After nearly a year of study and work from water suppliers, state officials, environmental groups and others, a plan has been announced to protect drinking water from its source – the rivers.
The River Alert Information Network (RAIN) announced the Lower Allegheny Regional Partnership and the Lower Monongahela Regional Partnership. It’s a consortium of water suppliers which, in addition to protection, will employ an early-warning spill detection system.
“The idea is to try to protect your water resource, protect the raw water to prevent it from being contaminated, to help reduce costs and treatment and just to protect treatment processes and the finished water that goes to the public,” said Thomas Mccaffrey, with the PA Department of Environmental Protection southwest regional office.
The plan is part of the Safe Drinking Water Act and was developed through the help of the DEP’s Technical Assistance Program. The Lower Allegheny partnership includes Oakmont, New Kensington, Tarentum, Brackenridge and Harrison Township. One of the first things to happen in developing the plan was identifying the biggest threats to the areas.
“And then we come up with management strategies and how we’re going to address those through education, through monitoring, through our website where we can we can have this data uploading and these systems can know right away and they can address an event if it does happen,” said Sherene Hess, project coordinator for RAIN.
The monitoring network includes devices on the Allegheny, Monongahela, Beaver and Youghiogheny rivers, which will monitor water quality in near-real-time, and send the information to the website and to water suppliers.
“It’s good to monitor what’s coming in to our treatment facilities,” said Gina Cyprych, laboratory and water quality manager with PWSA. “It dictates what chemicals we’re using to treat, the efficiency we’re removing chemicals from the river. We want to make sure that we’re all drinking the highest quality water possible.”
The Lower Monongahela Partnership includes Charleroi, Belle Vernon, Washington Township, Newell and Brownsville. The monitoring is part of the management strategy of the plan. It will allow suppliers to identify potential contaminates and sources. But, Hess emphasized, this is a preventive measure as the rivers are currently the cleanest they’ve been in about 100 years.
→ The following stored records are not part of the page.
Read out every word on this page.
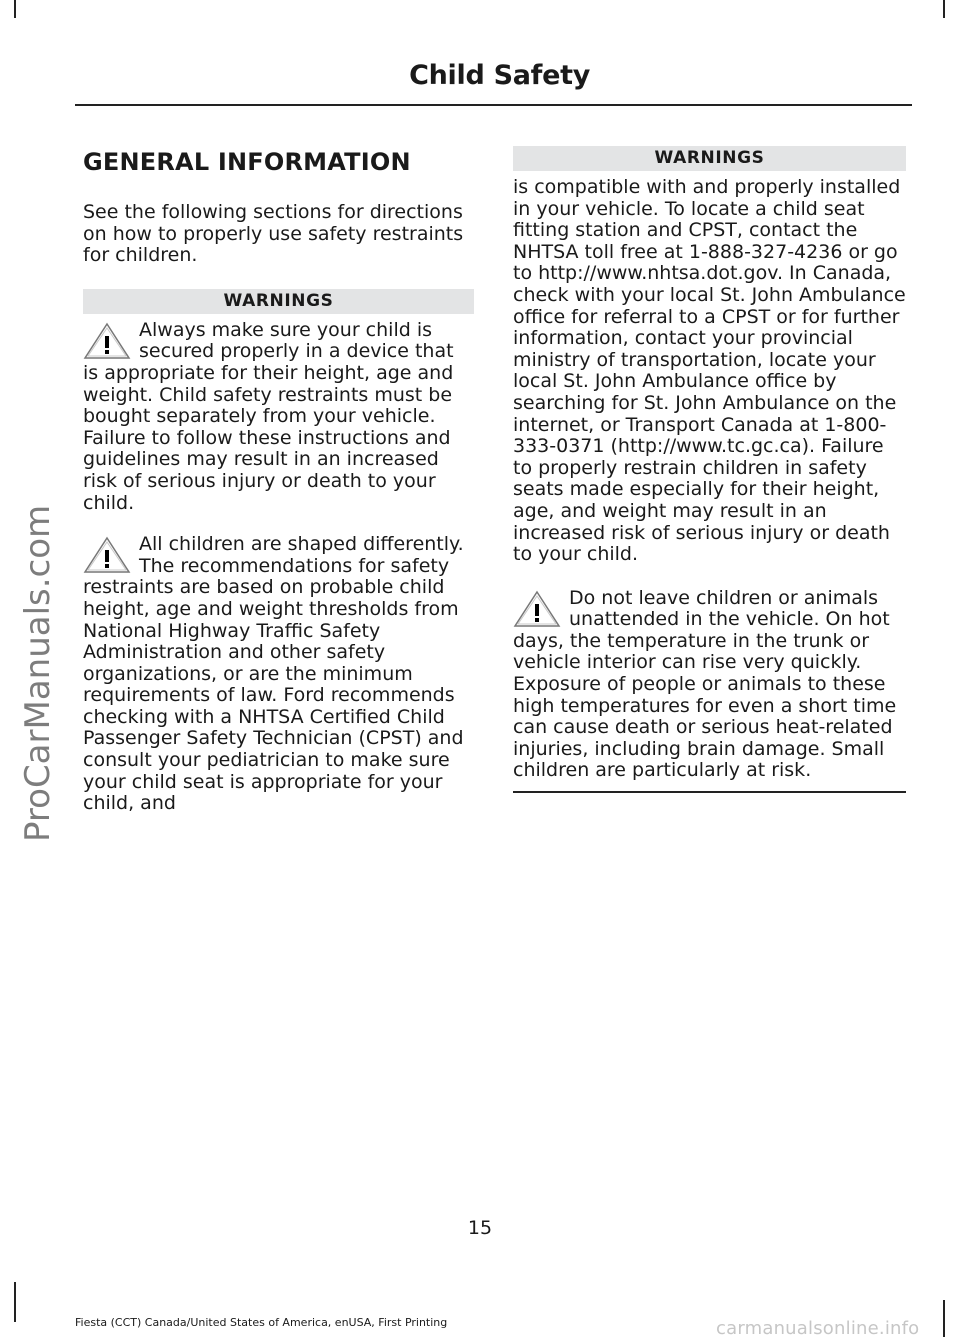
Child Safety
ProCarManuals.com
GENERAL INFORMATION
See the following sections for directions on how to properly use safety restraints for children.
WARNINGS
Always make sure your child is secured properly in a device that is appropriate for their height, age and weight. Child safety restraints must be bought separately from your vehicle. Failure to follow these instructions and guidelines may result in an increased risk of serious injury or death to your child.
All children are shaped differently. The recommendations for safety restraints are based on probable child height, age and weight thresholds from National Highway Traffic Safety Administration and other safety organizations, or are the minimum requirements of law. Ford recommends checking with a NHTSA Certified Child Passenger Safety Technician (CPST) and consult your pediatrician to make sure your child seat is appropriate for your child, and
WARNINGS
is compatible with and properly installed in your vehicle. To locate a child seat fitting station and CPST, contact the NHTSA toll free at 1-888-327-4236 or go to http://www.nhtsa.dot.gov. In Canada, check with your local St. John Ambulance office for referral to a CPST or for further information, contact your provincial ministry of transportation, locate your local St. John Ambulance office by searching for St. John Ambulance on the internet, or Transport Canada at 1-800-333-0371 (http://www.tc.gc.ca). Failure to properly restrain children in safety seats made especially for their height, age, and weight may result in an increased risk of serious injury or death to your child.
Do not leave children or animals unattended in the vehicle. On hot days, the temperature in the trunk or vehicle interior can rise very quickly. Exposure of people or animals to these high temperatures for even a short time can cause death or serious heat-related injuries, including brain damage. Small children are particularly at risk.
15
Fiesta (CCT) Canada/United States of America, enUSA, First Printing	carmanualsonline.info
“We’ve had a lot of industrial pollution and brownfields and abandoned mine drainage and spills and things like that, but our rivers are magnificent now, at this time, we’ve made great strides,” Hess said. “But we still we want to be very vigilant to what’s happening, we want to be alert to what’s going on.”
The DEP funded the study and development; it’s up to the suppliers to fund the implementation. Hess didn’t have exact numbers, but she said the investment will save money in the long run by focusing on raw water.
“That is really where you want to put your efforts, you want to prevent problems before they occur,” she said. “It’s much cheaper and easier to prevent a problem than it is to clean one up, to have find a new water source – that would be an awful, tremendous cost to the community.”
These latest partnerships brings the number of monitoring sites around the state to 24 and in all RAIN has a network of 51 public drinking water systems, including 10 in the West Virginia Monongahela Basin area.